- Born: c. 1812 Island of Fogo, Portuguese Cape Verde
- Died: December 23, 1895 Seattle, Washington
- Occupation: Barber

= Manuel Lopes (barber) =

Manuel Lopes (c. 1812 – December 23, 1895), also known as Emanuel Lopes, was Seattle's first black resident whose identity is known, as well as its first barber.

==Early life==
Born on the island of Fogo in the Cape Verde Islands in roughly 1812, Lopes arrived in the United States on a whaling ship. According to the history of Cape Verde in "1810 whaling ships from Massachusetts and Rhode Island in the United States recruited crews from the islands of Brava and Fogo." However, he may have been brought to the U.S. after being kidnapped or enslaved. He first settled in Maine and then in Massachusetts, in the city of New Bedford. He married Susannah Jones in 1841 at New Bedford, Massachusetts and they had a son William H Lopes.

== Seattle career ==
Lopes arrived in Seattle either in 1858 or 1852, soon after the founding of the town. In 1858, Seattle had under 180 non-indigenous residents. Lopes' wife died shortly after he left Massachusetts. Lopes became the city's first black resident and its first barber. He also installed the city's first barber chair, imported by boat around South America.

As a propertied individual, Lopes ran a restaurant on Commercial Street (later First Ave South) in the same building where he lived and plied his barber trade. He had a reputation for providing free meals to people who could not afford to pay.

Lopes was a musician and known to signal mealtimes by marching up and down Seattle's main thoroughfare, beating out a rhythm on a snare drum. He similarly headed parades celebrating Independence Day in the US. He was Seattle's only snare drummer in the 1850s.

William Grose, Seattle's second Black resident, moved to the town in 1861 and created a restaurant and hotel, later adding a barbershop. Robert Dixon moved to Seattle in 1865 and worked for Lopes as a barber, later establishing his own shop.

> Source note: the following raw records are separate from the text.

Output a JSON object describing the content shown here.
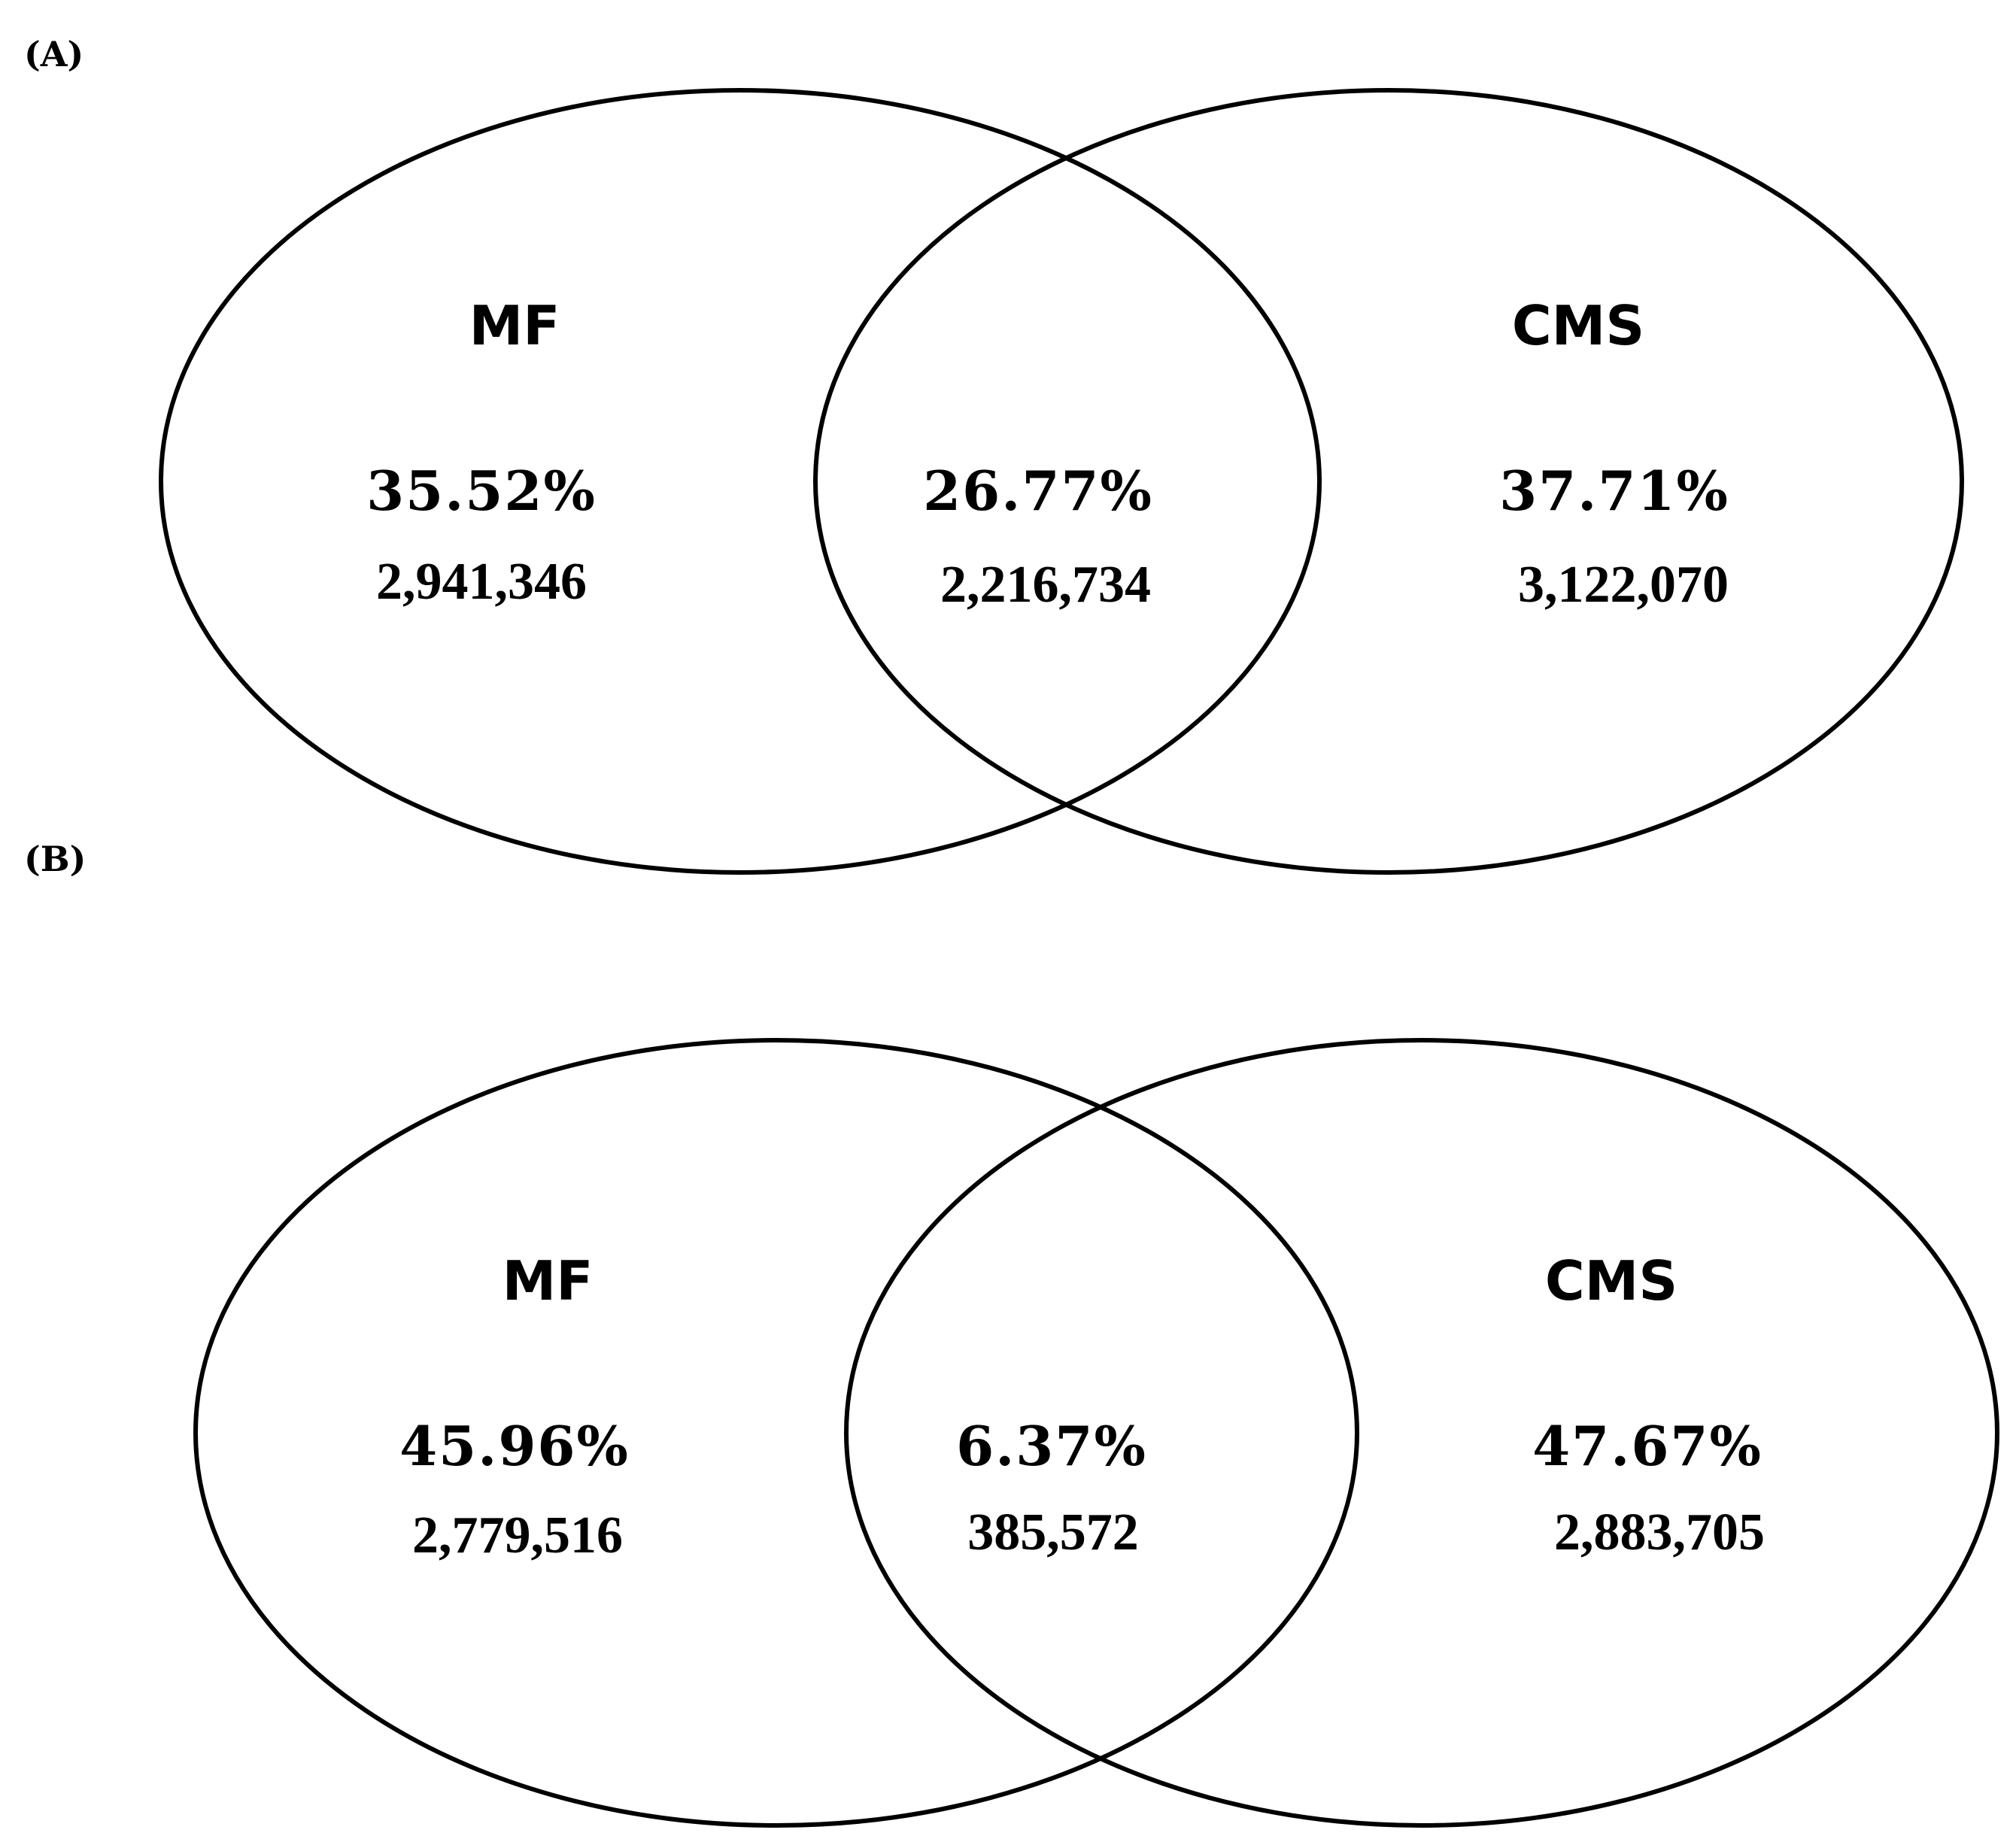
{
  "panels": [
    {
      "label": "(A)",
      "left_set": {
        "name": "MF",
        "percent": "35.52%",
        "count": "2,941,346"
      },
      "overlap": {
        "percent": "26.77%",
        "count": "2,216,734"
      },
      "right_set": {
        "name": "CMS",
        "percent": "37.71%",
        "count": "3,122,070"
      }
    },
    {
      "label": "(B)",
      "left_set": {
        "name": "MF",
        "percent": "45.96%",
        "count": "2,779,516"
      },
      "overlap": {
        "percent": "6.37%",
        "count": "385,572"
      },
      "right_set": {
        "name": "CMS",
        "percent": "47.67%",
        "count": "2,883,705"
      }
    }
  ]
}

By 1870 Lopes was one of thirteen recorded Black residents of Seattle. Sarah and William Grose had the only Black family in the town at the time. Rather, most were single men who had migrated gradually from the Eastern U.S., working in Seattle as barbers, cooks, waiters, and cafe owners. These were some of the only job opportunities open to Black people in Seattle. Six of the city's Black residents in 1870 were barbers, and more broadly, barbershops were vehicles of economic prosperity for Black men in the 19th century. The Black men running Seattle businesses mostly served white customers in the logging and trade industries, and a Black community had not yet formed in the town.

== Later life ==
In the early 1870s, Lopes moved to Port Gamble, Washington, in search of work as a result of one of many economic downturns that struck Seattle. He befriended Cyrus Walker, who ran the Puget Mill Company. Later in life, Lopes apparently suffered from dropsy, for which he was admitted to Providence Hospital in 1885.

Lopes died at Providence Hospital, Seattle, Washington on December 23, 1895, after a long illness. He was buried in Port Gamble according to Walker's arrangements.

==Sources==
- Lindley, Robin. (2013, April 3). "Slavery? Yes, it did happen here. As did escapes." Retrieved from Crosscut.
- Paul De Barros. Jackson Street After Hours: The Roots of Jazz in Seattle. Seattle: Sasquatch Books, 1993.